Entomologists Use Insects for Emerald Ash Borer Surveillance

University of Maine and state entomologists are using a novel method — using insects to track insects — in the statewide surveillance for the destructive emerald ash borer, which has devastated ash forests in 15 northeastern states, parts of Canada and now threatens Maine.

They’re using a little black ground-nesting wasp — Cerceris fumipennis — that captures, paralyzes and feeds jewel beetles and wood-boring insects related to the emerald ash borer alive to its young.

UMaine professor of entomology Eleanor Groden and School of Biology and Ecology graduate student Tawny Virgilio, working under a Maine Forest Service grant and funding from the Maine Agricultural and Forest Experiment Station (MAFES), have established several theaters for biosurveillance and volunteer training at wasp colonies, including one at the Dedham Elementary School, to monitor the behavior of the wasp. Cerceris fumipennis wasps sting only their prey – jewel beetles similar in appearance to the small metallic green emerald ash borer — but not humans.

Since discovering within the last few years that the Cerceris wasp hunts emerald ash borer beetles, the U.S. Forest Service, Maine State Forest Service and Canadian entomologists have begun volunteer-based surveillance of the Cerceris wasp. Researchers hypothesize that watching the wasps will reveal ash borer presence.

Since little is known specifically about the foraging habits of the wasp, Groden says, she and Virgilio are documenting its habits.

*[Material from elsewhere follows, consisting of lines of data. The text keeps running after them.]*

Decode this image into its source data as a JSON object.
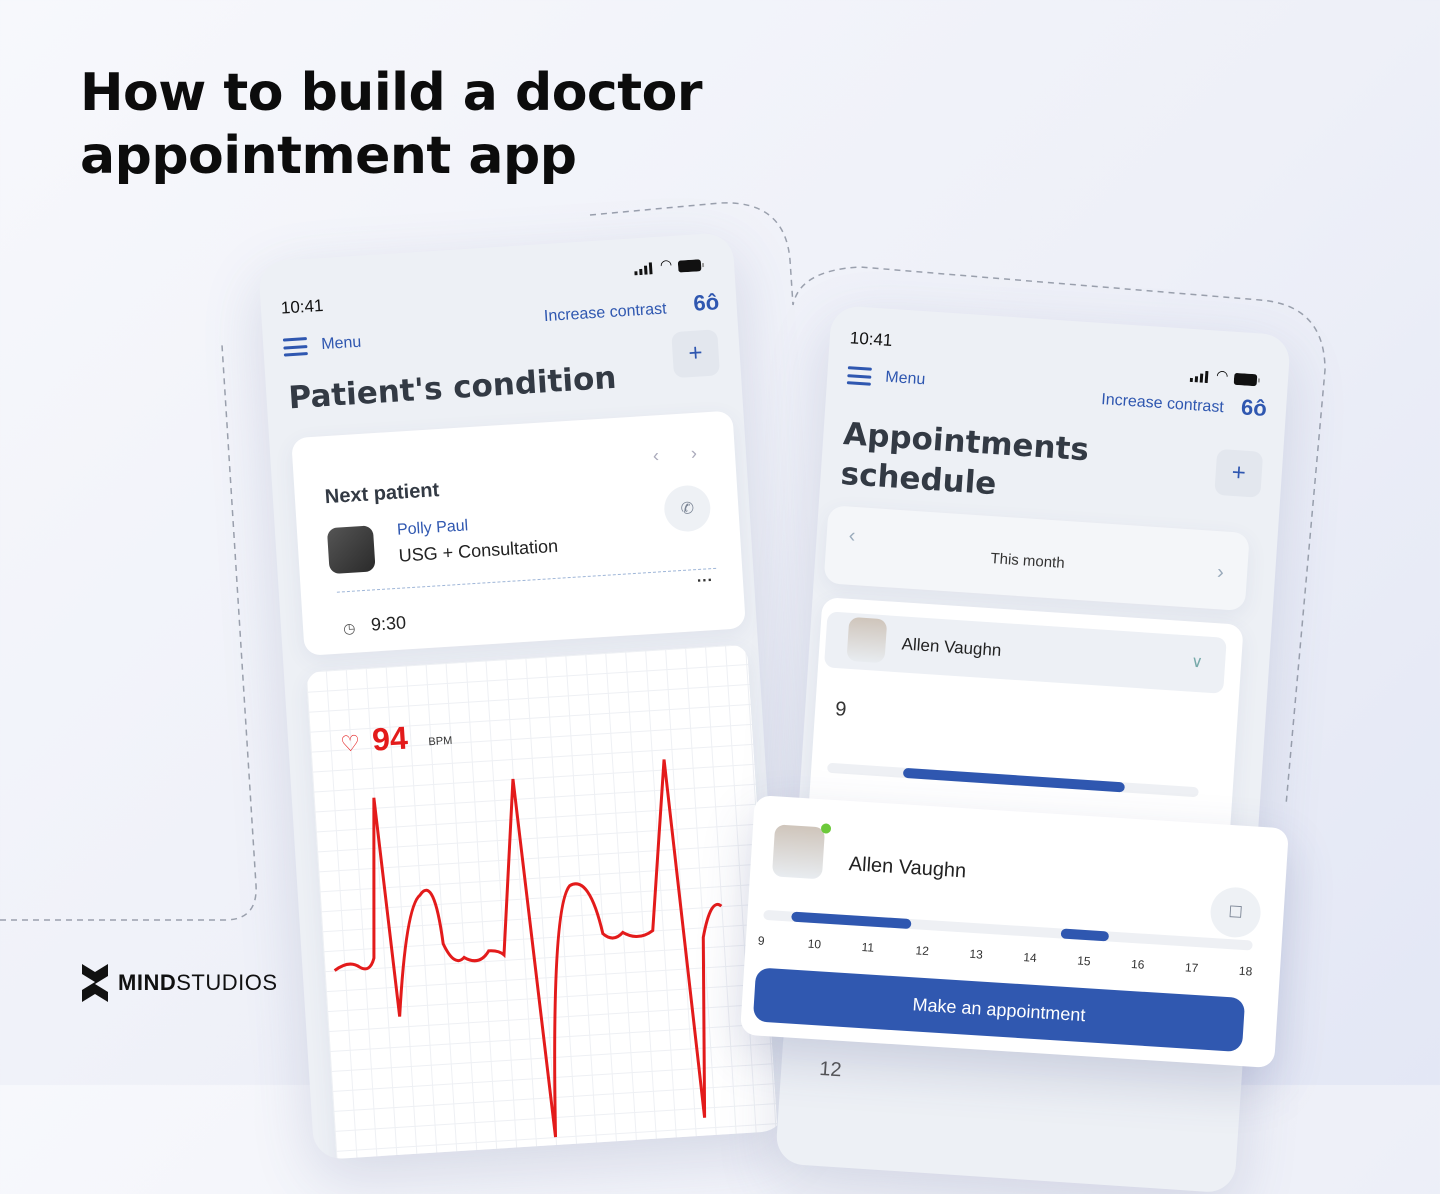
{
  "headline": {
    "line1": "How to build a doctor",
    "line2": "appointment app"
  },
  "brand": {
    "name_bold": "MIND",
    "name_rest": "STUDIOS"
  },
  "colors": {
    "accent": "#2f57b0",
    "heart": "#e31b1b",
    "online": "#6cc93a"
  },
  "patient_screen": {
    "time": "10:41",
    "menu": "Menu",
    "increase_contrast": "Increase contrast",
    "title": "Patient's condition",
    "next_patient": {
      "heading": "Next patient",
      "name": "Polly Paul",
      "service": "USG + Consultation",
      "time": "9:30"
    },
    "heart_rate": {
      "value": "94",
      "unit": "BPM"
    }
  },
  "schedule_screen": {
    "time": "10:41",
    "menu": "Menu",
    "increase_contrast": "Increase contrast",
    "title_line1": "Appointments",
    "title_line2": "schedule",
    "period": "This month",
    "doctor": "Allen Vaughn",
    "hour_start": "9",
    "hour_below": "12"
  },
  "doctor_popup": {
    "name": "Allen Vaughn",
    "online": true,
    "hours": [
      "9",
      "10",
      "11",
      "12",
      "13",
      "14",
      "15",
      "16",
      "17",
      "18"
    ],
    "busy_slots": [
      [
        10,
        12.2
      ],
      [
        15,
        15.9
      ]
    ],
    "cta": "Make an appointment"
  }
}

“We’re looking at the conditions under which the wasps are flying and collecting prey, and whether they have any preference for a particular prey type that might influence their accuracy in detecting emerald ash borers,” says Groden.

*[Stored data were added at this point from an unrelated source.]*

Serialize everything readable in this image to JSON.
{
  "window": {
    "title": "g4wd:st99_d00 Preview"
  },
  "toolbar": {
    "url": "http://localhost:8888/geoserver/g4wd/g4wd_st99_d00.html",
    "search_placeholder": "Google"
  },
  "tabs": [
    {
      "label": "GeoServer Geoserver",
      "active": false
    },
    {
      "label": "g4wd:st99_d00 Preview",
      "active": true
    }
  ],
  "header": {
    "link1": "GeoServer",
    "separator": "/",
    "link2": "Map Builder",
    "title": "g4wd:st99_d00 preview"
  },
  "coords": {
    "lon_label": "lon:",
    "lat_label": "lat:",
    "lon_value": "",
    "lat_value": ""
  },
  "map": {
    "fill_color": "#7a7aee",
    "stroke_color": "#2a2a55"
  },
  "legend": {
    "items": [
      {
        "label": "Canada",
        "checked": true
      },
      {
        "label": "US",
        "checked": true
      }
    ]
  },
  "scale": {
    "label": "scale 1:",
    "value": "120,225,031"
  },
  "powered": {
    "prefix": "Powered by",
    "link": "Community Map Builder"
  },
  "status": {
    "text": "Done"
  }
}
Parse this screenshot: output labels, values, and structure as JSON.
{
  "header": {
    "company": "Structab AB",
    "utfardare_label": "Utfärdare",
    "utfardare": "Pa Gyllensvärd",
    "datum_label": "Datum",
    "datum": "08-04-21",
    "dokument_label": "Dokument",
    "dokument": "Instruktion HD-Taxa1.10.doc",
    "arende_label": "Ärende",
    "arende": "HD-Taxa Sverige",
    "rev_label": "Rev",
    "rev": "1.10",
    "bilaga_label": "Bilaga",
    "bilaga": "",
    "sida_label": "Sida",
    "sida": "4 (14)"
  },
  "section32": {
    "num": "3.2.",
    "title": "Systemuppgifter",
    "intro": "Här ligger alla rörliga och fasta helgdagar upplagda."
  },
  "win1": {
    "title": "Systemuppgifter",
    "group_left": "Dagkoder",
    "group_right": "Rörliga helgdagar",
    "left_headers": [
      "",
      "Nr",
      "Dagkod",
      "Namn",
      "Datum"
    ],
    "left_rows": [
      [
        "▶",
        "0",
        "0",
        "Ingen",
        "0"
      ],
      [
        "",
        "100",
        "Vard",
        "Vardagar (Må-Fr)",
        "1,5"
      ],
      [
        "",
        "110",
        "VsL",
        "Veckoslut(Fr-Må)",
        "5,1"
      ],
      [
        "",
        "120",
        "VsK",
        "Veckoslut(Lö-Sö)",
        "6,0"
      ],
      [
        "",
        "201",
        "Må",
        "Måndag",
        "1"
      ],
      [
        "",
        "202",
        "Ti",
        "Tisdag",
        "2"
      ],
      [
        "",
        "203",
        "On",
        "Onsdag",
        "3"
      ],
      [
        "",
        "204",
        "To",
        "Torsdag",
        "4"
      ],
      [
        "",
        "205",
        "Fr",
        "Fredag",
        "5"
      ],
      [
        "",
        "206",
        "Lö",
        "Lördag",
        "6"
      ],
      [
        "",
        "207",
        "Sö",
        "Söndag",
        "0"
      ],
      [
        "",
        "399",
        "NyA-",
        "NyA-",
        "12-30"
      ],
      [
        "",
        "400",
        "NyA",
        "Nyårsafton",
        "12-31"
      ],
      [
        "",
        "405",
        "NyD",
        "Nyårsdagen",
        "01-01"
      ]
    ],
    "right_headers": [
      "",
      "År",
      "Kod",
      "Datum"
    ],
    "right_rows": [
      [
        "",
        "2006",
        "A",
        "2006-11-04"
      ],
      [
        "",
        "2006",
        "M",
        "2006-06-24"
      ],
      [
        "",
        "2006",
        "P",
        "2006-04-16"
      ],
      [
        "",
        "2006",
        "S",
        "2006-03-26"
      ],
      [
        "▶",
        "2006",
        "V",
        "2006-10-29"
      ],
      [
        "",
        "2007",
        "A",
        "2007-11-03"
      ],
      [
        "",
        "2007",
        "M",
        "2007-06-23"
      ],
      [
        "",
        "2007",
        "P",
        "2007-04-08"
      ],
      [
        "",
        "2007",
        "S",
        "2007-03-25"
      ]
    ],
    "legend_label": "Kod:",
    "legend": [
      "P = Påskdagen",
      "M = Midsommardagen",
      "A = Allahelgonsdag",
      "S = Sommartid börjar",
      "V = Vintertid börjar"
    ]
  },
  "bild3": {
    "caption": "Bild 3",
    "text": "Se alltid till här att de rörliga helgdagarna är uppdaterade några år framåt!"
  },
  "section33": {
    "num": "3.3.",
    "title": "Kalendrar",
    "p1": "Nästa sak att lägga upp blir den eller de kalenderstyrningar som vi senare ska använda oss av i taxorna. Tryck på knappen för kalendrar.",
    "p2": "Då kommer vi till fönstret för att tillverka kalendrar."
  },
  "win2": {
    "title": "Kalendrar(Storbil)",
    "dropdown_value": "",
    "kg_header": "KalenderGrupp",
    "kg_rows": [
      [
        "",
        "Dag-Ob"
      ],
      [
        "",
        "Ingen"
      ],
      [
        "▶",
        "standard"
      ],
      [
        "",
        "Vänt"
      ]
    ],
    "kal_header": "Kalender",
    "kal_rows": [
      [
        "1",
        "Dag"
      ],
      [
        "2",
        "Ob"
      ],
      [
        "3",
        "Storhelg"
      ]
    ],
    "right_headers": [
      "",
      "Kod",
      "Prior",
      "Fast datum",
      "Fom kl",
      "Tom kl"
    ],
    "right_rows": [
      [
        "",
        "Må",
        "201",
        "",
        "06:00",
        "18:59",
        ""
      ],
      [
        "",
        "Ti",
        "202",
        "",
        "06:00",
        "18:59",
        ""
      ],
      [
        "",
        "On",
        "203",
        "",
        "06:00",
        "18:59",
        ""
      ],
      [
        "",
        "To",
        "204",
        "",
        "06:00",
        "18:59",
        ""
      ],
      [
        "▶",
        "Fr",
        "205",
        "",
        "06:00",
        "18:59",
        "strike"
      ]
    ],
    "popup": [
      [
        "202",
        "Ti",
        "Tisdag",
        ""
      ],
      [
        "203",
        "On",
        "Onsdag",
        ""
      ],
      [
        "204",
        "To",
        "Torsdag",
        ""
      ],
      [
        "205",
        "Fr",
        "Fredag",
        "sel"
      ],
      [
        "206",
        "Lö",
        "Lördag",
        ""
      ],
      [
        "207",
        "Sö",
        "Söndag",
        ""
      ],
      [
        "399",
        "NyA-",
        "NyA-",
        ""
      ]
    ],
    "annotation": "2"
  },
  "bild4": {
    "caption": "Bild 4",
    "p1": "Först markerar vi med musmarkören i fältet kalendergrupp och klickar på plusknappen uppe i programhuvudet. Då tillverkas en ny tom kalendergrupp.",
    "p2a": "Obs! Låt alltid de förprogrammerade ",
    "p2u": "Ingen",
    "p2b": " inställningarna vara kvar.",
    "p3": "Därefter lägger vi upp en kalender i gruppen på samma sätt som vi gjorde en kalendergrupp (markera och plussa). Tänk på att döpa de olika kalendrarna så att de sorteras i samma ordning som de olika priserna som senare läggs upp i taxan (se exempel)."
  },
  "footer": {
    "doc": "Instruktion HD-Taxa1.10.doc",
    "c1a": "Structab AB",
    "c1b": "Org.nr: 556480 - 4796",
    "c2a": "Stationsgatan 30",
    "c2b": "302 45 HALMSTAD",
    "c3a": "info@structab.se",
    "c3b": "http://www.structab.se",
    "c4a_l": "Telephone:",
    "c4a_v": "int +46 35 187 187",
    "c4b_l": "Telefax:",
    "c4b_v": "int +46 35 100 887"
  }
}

State Forest Service entomologist Colleen Teerling says eight percent of Maine’s hardwood forests are black or brown ash, which are important to Native American basketmakers, among others.

“It’s a good street tree,” she adds. “Ecologically, it’s kind of important because when the elm trees died, ash kind of moved in and filled in for the elm. If ash trees disappear, it’s not just one tree; it’s all the ash species.”

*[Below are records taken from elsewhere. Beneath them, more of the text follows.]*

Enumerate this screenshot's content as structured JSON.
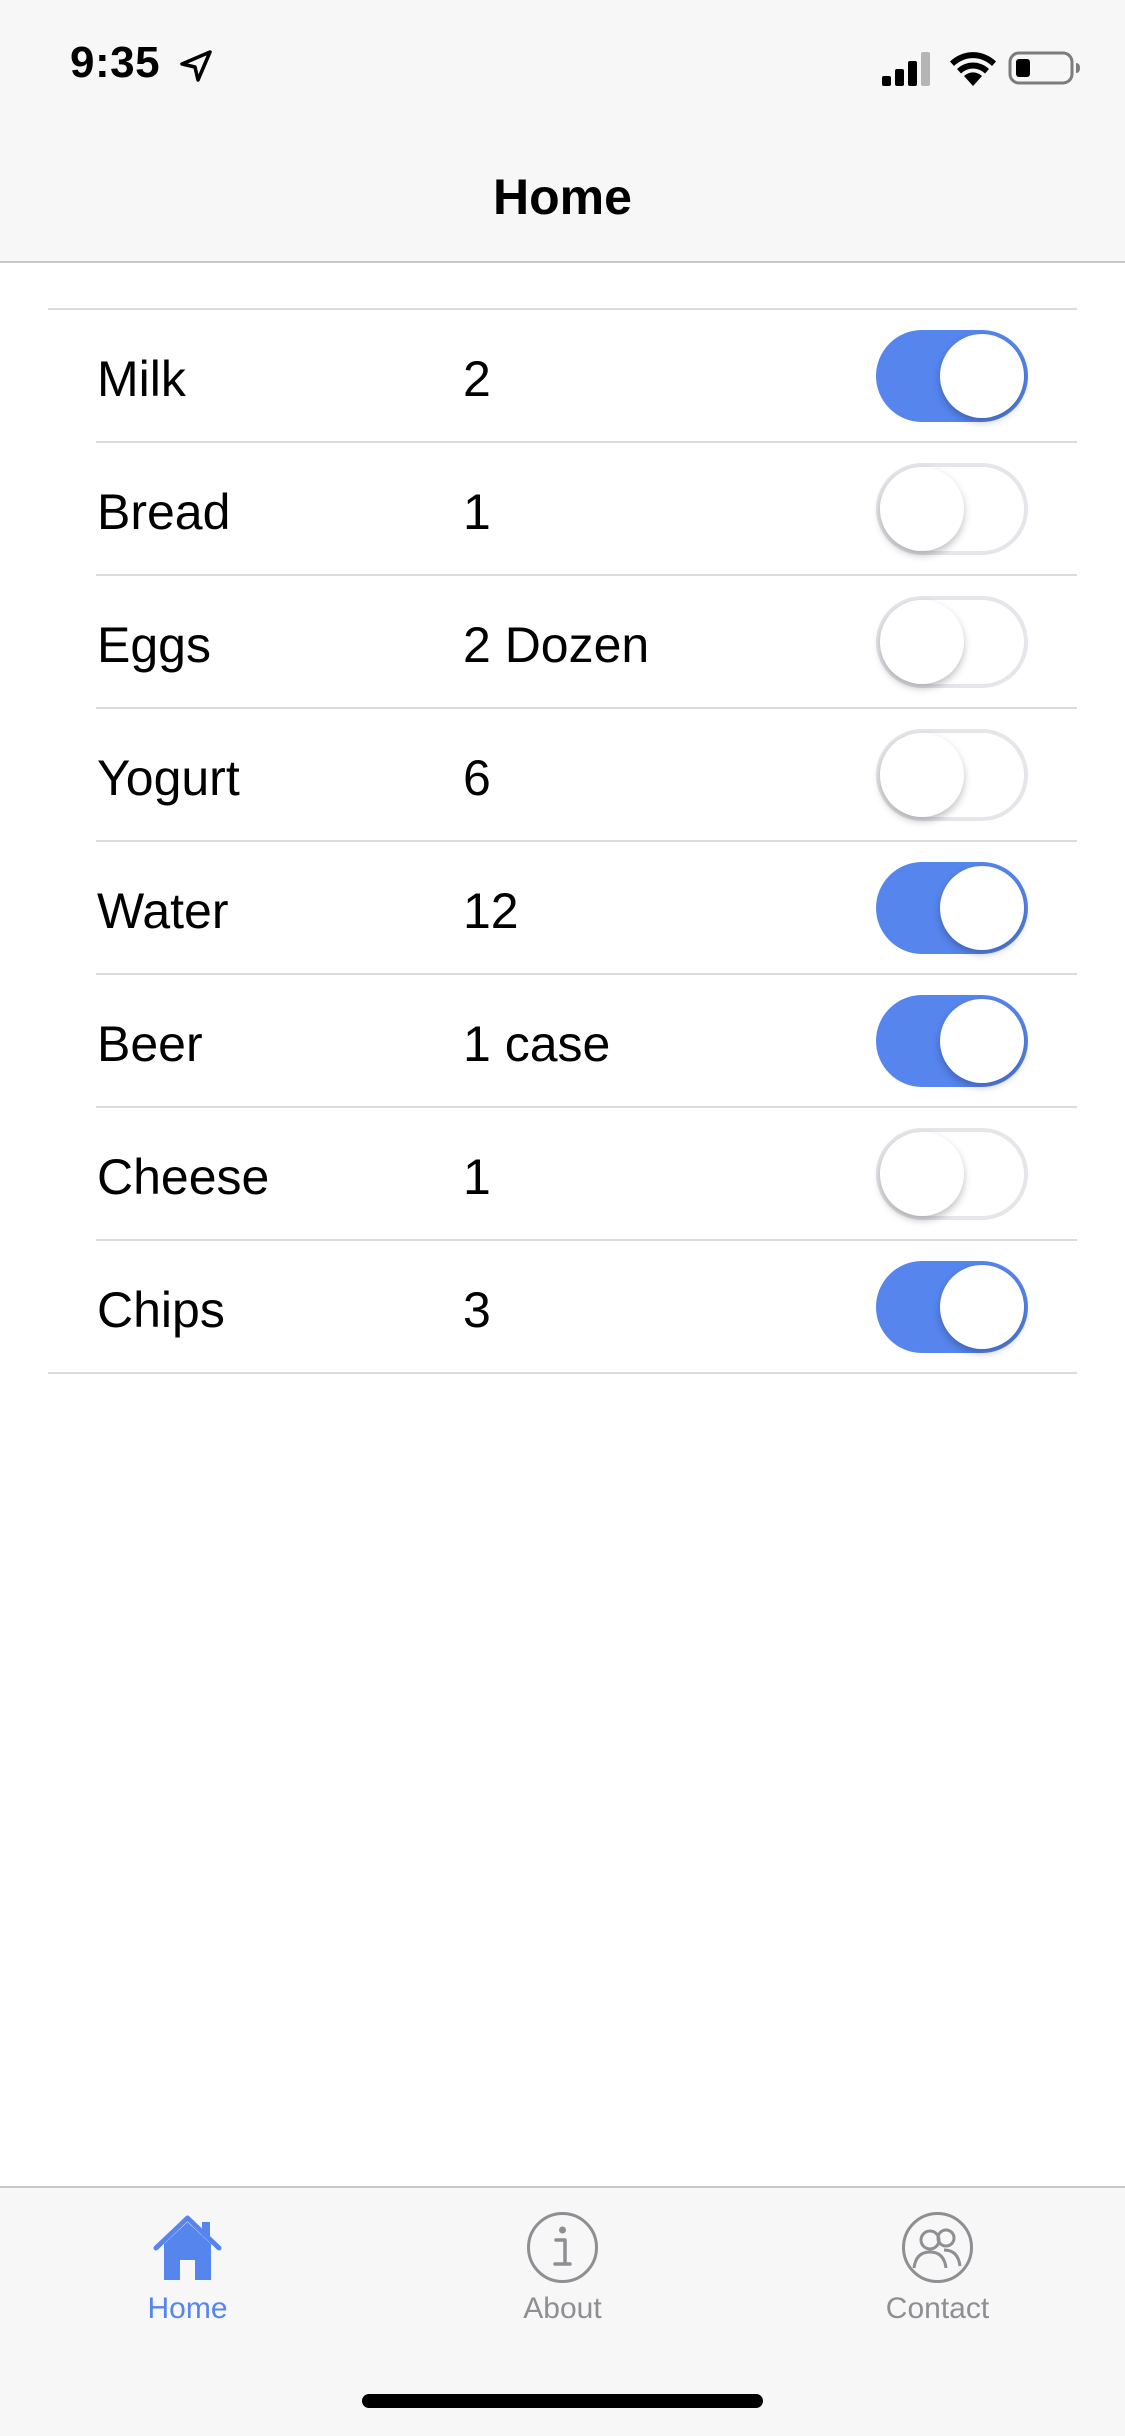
{
  "status_bar": {
    "time": "9:35",
    "icons": [
      "location-arrow-icon",
      "cellular-signal-icon",
      "wifi-icon",
      "battery-icon"
    ]
  },
  "nav": {
    "title": "Home"
  },
  "colors": {
    "accent": "#5685ee",
    "toggle_off_border": "#e5e5ea",
    "inactive_tab": "#8e8e93",
    "bar_background": "#f7f7f7"
  },
  "items": [
    {
      "name": "Milk",
      "quantity": "2",
      "on": true
    },
    {
      "name": "Bread",
      "quantity": "1",
      "on": false
    },
    {
      "name": "Eggs",
      "quantity": "2 Dozen",
      "on": false
    },
    {
      "name": "Yogurt",
      "quantity": "6",
      "on": false
    },
    {
      "name": "Water",
      "quantity": "12",
      "on": true
    },
    {
      "name": "Beer",
      "quantity": "1 case",
      "on": true
    },
    {
      "name": "Cheese",
      "quantity": "1",
      "on": false
    },
    {
      "name": "Chips",
      "quantity": "3",
      "on": true
    }
  ],
  "tabs": [
    {
      "label": "Home",
      "icon": "house-icon",
      "active": true
    },
    {
      "label": "About",
      "icon": "info-circle-icon",
      "active": false
    },
    {
      "label": "Contact",
      "icon": "contacts-icon",
      "active": false
    }
  ]
}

The ash borer has not yet been found in Maine, but has been reported in large numbers in Michigan, Pennsylvania, New York, Ontario and parts of Quebec. Groden says experts predict it’s a matter of when, not if, the invasive beetle arrives in Maine.

“If and when the emerald ash borer does come to Maine we want to find it as soon as possible,” Teerling says. “If we find that it’s here after a dozen years and it spreads hundreds of miles, there’s not much we can do other than watch ash trees die. If we find it early on, there are things we can do to manage it and keep the infestation smaller, keep from spreading and keep some degree of control over it.”

Virgilio has been spending warm, sunny, and also cloudy, days in the field with Groden and UMaine student Erwin Cusack, along with Lydia Horne of St. Lawrence University in New York and Orono High School student Ben Koehler, watching wasp colonies and monitoring environmental conditions and correlating it all with the wasps’ behavior.

“Emerald ash borers are very small and cryptic insects that often infest the tree canopy first, which makes spotting them difficult unless there’s a major infestation leading to a devastating ash die-back, which we want to avoid,” Virgilio says.

“These wasps are very efficient at finding them,” Groden adds. “We don’t know how they find them. That’s one of the things we’re trying to study — what they orient to, whether it’s the odors given off by the host plant that the beetle is attacking or whether it’s the odors or visual cues the beetles put out themselves.”

The research is important, Teerling says, “because there are some days we’ll go out and the wasps are flying but they’re not bringing in prey. Other days we’ll go out when we think it’s a good day for hunting and they’re just sitting down in their nests and we don’t really know why.

“Hopefully, we’ll be able to learn a little bit more about when they hunt in Maine, and under what conditions they hunt, so we can be a little more intelligent about how we do our biosurveillance,” Teerling says. “No sense sending out a volunteer on a day they may not be hunting.”

Citizen-based biosurveillance is a relatively new concept using one insect to detect the presence of another, Groden says. “In fact, if this program is successful, the USDA is very interested in the potential to use similar types of wasps to monitor for a whole variety of pest insects we want to be able to detect at very low densities,” she says.